Эос будит все еще дремлющих служанок.
Электра, тараща бессонные глаза, сидит в своей комнате в компании верной Рены.
Менелай просыпается тяжело. «Боги, – бормочет он, – уже утро? Как много дел».
– Готовьте корабли! – рявкает он. – Еду, воду, нельзя пропустить прилив, давайте же, ленивые бездельники, тунеядцы, шевелитесь!
– Брат! – шелестит Пенелопа, когда Менелай останавливается в центре бурлящего водоворота из людей и бронзы. – Что ты делаешь?
– Собираюсь найти того, кто поможет нашему парнишке. Ему нужны лучшие – лучшие – я знаю, что на твоем острове есть женщины, знающие, как принять роды у козы, но этого недостаточно, он – сын моего брата, у меня есть обязательства, ты же понимаешь, я знаю.
– Ты везешь его в Микены?
Он резко качает головой. Во время этого разговора Менелай не смотрит на Пенелопу – не потому, что стыдно. Просто теперь его взгляд привлекают совсем другие вещи, а мысли заняты совсем другими людьми, и вообще суета сует.
– В Спарту. Да, я знаю, что ты хочешь сказать, но уверяю тебя: к тому моменту, когда мы туда доберемся, я уже разошлю гонцов в Дельфы, в Афины, соберу всех жрецов Аполлона в своем дворце, чтобы проследить за здоровьем моего племянника, за его безопасностью. Кроме того, не могу же я привезти его в Микены в таком состоянии! Люди решат, что он не может править… Не роняй это! Ты что, слепой? Где мой сын? Он должен был… Ты! Ступай посмотри, где Никострат! Шевелись!
– Само собой, – бормочет Пенелопа. – Ты, как всегда, мудр и великодушен. Возможно, мне также следует послать весточку Нестору, Спарте придется как нельзя кстати помощь ее ближайшего союзника…
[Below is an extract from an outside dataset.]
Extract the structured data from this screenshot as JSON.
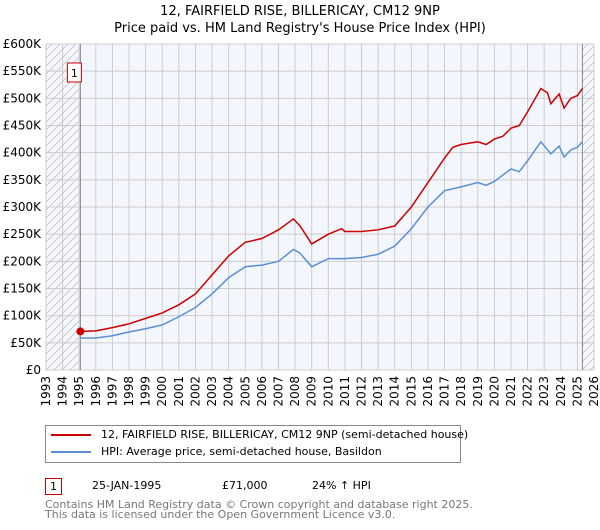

Менелай отмахивается от ее слов.
– Нет нужды, нет нужды! Это дела семейные, а Нестор – ну, то есть он и я, в общем, мы с ним… но кровь. Кровь сильнее. Кровь связывает крепче.
– Ты не думаешь, что другим царям стоит узнать об этом? Они могут встревожиться, узнав, что Орест в Спарте. Я – всего лишь глупая женщина, конечно, я – лишь…
– Именно, – рявкает он, а затем спохватывается, поворачивается к Пенелопе с широченной улыбкой, кладет руки ей на плечи, сжимает, едва не заключая в свои знаменитые дружеские объятия. – Прости меня, сестра. Ты совершенно права – как всегда, впрочем. Я забылся. Конечно, я отправлю гонцов к другим царям, чтобы сообщить им, что мой племянник столь… злополучно недееспособен. Они должны знать. Где Никострат? – последнее рыком разносится по залу, но ответа нет. – Во имя Зевса, – бормочет он, направляясь прочь из зала к выщербленной, скрипящей лестнице, ведущей в комнату его сына.